Virus onkolitik merupakan inovasi dalam terapi kanker yang memanfaatkan kemampuan virus untuk secara spesifik menargetkan dan menghancurkan sel kanker. Berbeda dengan metode konvensional seperti kemoterapi, virus onkolitik bekerja dengan cara yang lebih selektif dan dapat merangsang respon imun tubuh. Mekanisme kerja virus ini sangat kompleks dan melibatkan beberapa tahap penting.

Penargetan Sel Kanker

Virus onkolitik dirancang atau dipilih karena kemampuannya untuk mengenali dan menginfeksi sel kanker melalui reseptor tertentu yang umumnya tidak ditemukan pada sel normal. Hal ini memungkinkan virus untuk berkembang biak di dalam sel kanker dan meminimalisir kerusakan pada jaringan sehat.

Replikasi dan Lisis Sel

Setelah berhasil masuk ke dalam sel kanker, virus akan mereplikasi diri dengan cepat. Proses replikasi ini menyebabkan sel kanker pecah (lisis) dan mati, sehingga virus baru dapat keluar dan menginfeksi sel kanker lainnya.

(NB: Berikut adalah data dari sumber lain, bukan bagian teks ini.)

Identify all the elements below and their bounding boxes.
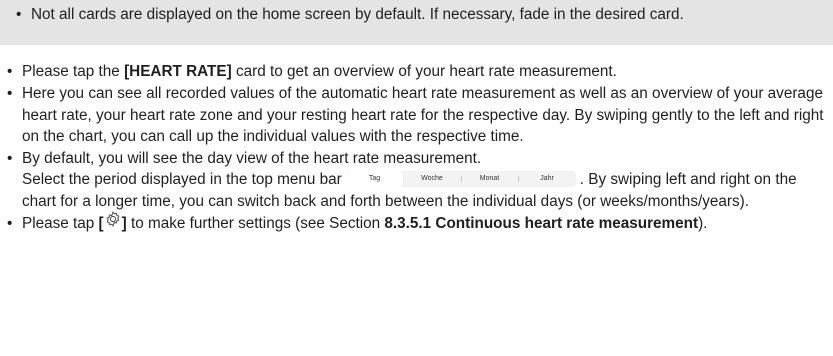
- period-segmented-control: Tag Woche Monat Jahr: [345, 170, 576, 187]
- note-item: • Not all cards are displayed on the hom…: [9, 4, 823, 25]
- bullet: •: [7, 150, 13, 168]
- bullet: •: [7, 215, 13, 233]
- gear-icon: [105, 210, 121, 233]
- text: card to get an overview of your heart ra…: [231, 63, 617, 80]
- tab-monat[interactable]: Monat: [460, 171, 519, 187]
- text: Please tap the: [22, 63, 125, 80]
- info-note-box: • Not all cards are displayed on the hom…: [0, 0, 833, 45]
- text: Select the period displayed in the top m…: [22, 171, 342, 189]
- tab-jahr[interactable]: Jahr: [518, 171, 576, 187]
- list-item-day-view: • By default, you will see the day view …: [0, 148, 833, 212]
- text: Please tap: [22, 215, 99, 233]
- bullet: •: [7, 63, 13, 80]
- text: Here you can see all recorded values of …: [22, 85, 824, 145]
- bullet: •: [7, 85, 13, 103]
- text: to make further settings (see Section: [126, 215, 385, 233]
- heart-rate-card-label: [HEART RATE]: [124, 63, 232, 80]
- text: By default, you will see the day view of…: [22, 150, 482, 168]
- tab-tag[interactable]: Tag: [345, 170, 404, 187]
- bullet: •: [16, 6, 22, 23]
- text: ).: [698, 215, 708, 233]
- note-text: Not all cards are displayed on the home …: [31, 6, 684, 23]
- list-item-recorded-values: • Here you can see all recorded values o…: [0, 83, 833, 147]
- list-item-settings: • Please tap [] to make further settings…: [0, 210, 833, 234]
- bracket-open: [: [98, 215, 104, 233]
- tab-woche[interactable]: Woche: [403, 171, 461, 187]
- list-item-heart-rate-card: • Please tap the [HEART RATE] card to ge…: [0, 61, 833, 82]
- instruction-list: • Please tap the [HEART RATE] card to ge…: [0, 61, 833, 235]
- section-reference: 8.3.5.1 Continuous heart rate measuremen…: [384, 215, 699, 233]
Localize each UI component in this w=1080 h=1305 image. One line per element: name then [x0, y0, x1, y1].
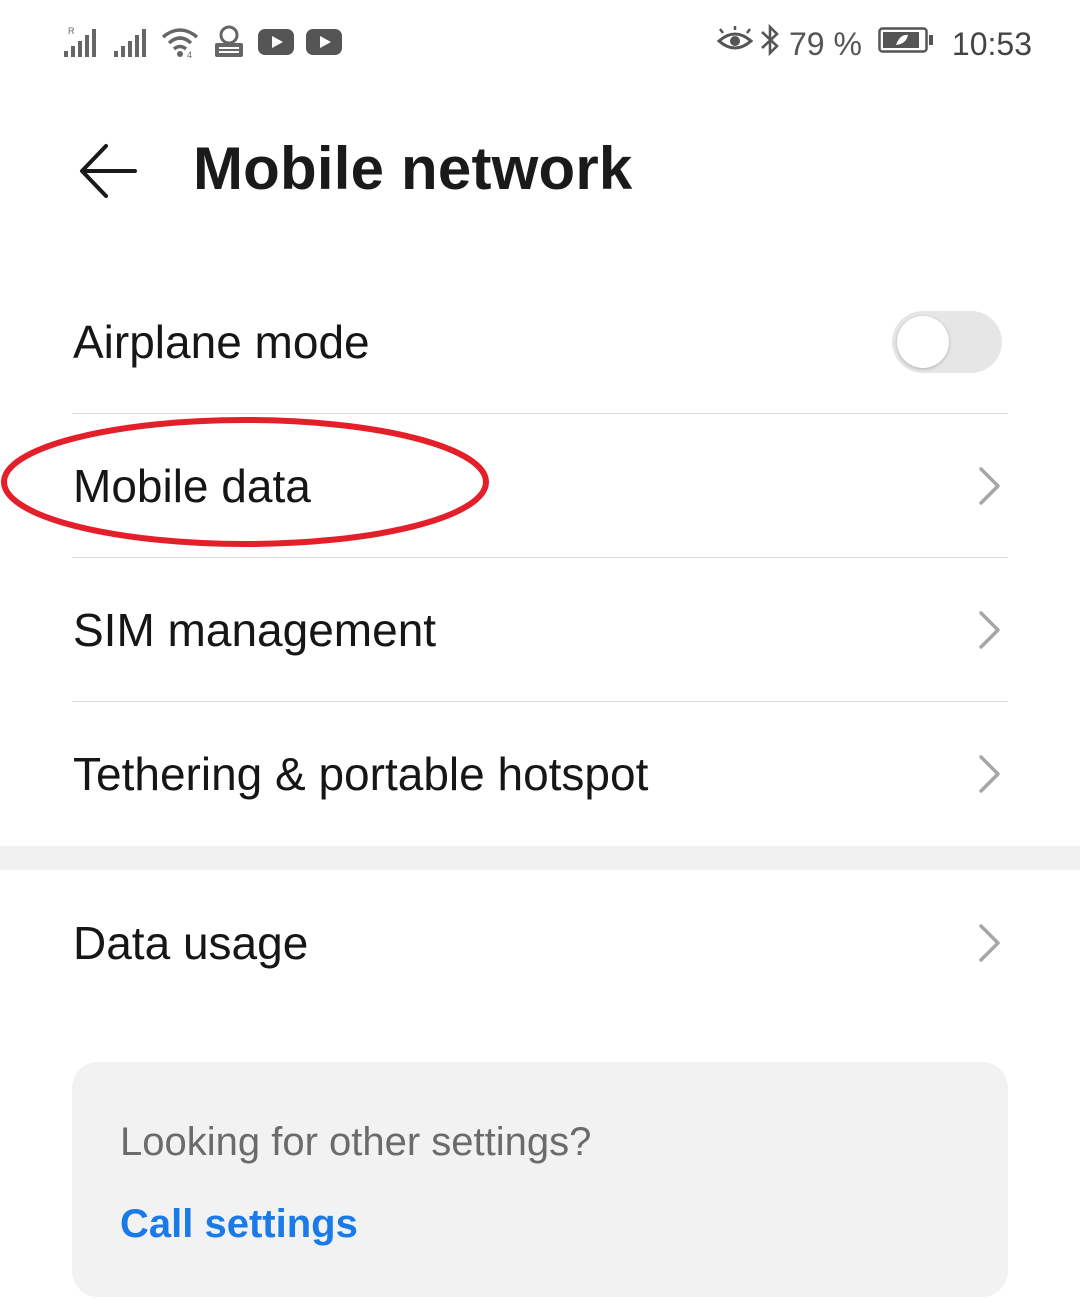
airplane-mode-row[interactable]: Airplane mode [0, 270, 1080, 414]
svg-text:R: R [68, 26, 75, 36]
chevron-right-icon [976, 752, 1004, 796]
sim-management-label: SIM management [73, 604, 437, 656]
bluetooth-icon [759, 23, 781, 65]
toggle-knob [897, 316, 949, 368]
mobile-data-row[interactable]: Mobile data [0, 414, 1080, 558]
wifi-icon: 4 [160, 25, 200, 64]
battery-percent: 79 % [788, 25, 862, 62]
battery-icon [878, 25, 934, 63]
back-arrow-icon [78, 142, 138, 205]
data-usage-row[interactable]: Data usage [0, 870, 1080, 1016]
section-divider [0, 846, 1080, 870]
vpn-icon [212, 25, 246, 64]
chevron-right-icon [976, 464, 1004, 508]
status-icons-left: R 4 [62, 24, 342, 64]
header: Mobile network [0, 110, 1080, 240]
signal-icon [112, 25, 148, 64]
settings-list: Airplane mode Mobile data SIM management… [0, 270, 1080, 846]
tethering-row[interactable]: Tethering & portable hotspot [0, 702, 1080, 846]
eye-icon [716, 25, 754, 63]
sim-management-row[interactable]: SIM management [0, 558, 1080, 702]
data-usage-label: Data usage [73, 917, 309, 969]
chevron-right-icon [976, 608, 1004, 652]
youtube-icon [258, 28, 294, 60]
signal-icon: R [62, 25, 100, 64]
status-time: 10:53 [951, 25, 1032, 62]
chevron-right-icon [976, 921, 1004, 965]
back-button[interactable] [70, 138, 146, 208]
status-bar: R 4 79 % 10:53 [0, 0, 1080, 90]
youtube-icon [306, 28, 342, 60]
call-settings-link[interactable]: Call settings [120, 1202, 358, 1247]
tethering-label: Tethering & portable hotspot [73, 748, 649, 800]
svg-text:4: 4 [187, 50, 192, 59]
other-settings-card: Looking for other settings? Call setting… [72, 1062, 1008, 1297]
other-settings-question: Looking for other settings? [120, 1120, 592, 1164]
mobile-data-label: Mobile data [73, 460, 311, 512]
airplane-mode-toggle[interactable] [892, 311, 1002, 373]
airplane-mode-label: Airplane mode [73, 316, 370, 368]
page-title: Mobile network [193, 135, 633, 202]
status-icons-right: 79 % 10:53 [716, 22, 1032, 66]
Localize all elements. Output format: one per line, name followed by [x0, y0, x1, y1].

Siklus ini berlanjut hingga sebagian besar sel kanker dihancurkan.

Stimulasi Sistem Imun

Selain menghancurkan sel kanker secara langsung, virus onkolitik juga melepaskan antigen tumor ketika sel kanker mengalami lisis. Pelepasan antigen ini merangsang sistem imun tubuh, terutama sel T sitotoksik, untuk mengenali dan membunuh sel kanker, bahkan yang tidak terinfeksi virus. Inilah yang membuat virus onkolitik menjadi bagian penting dari imunoterapi kanker.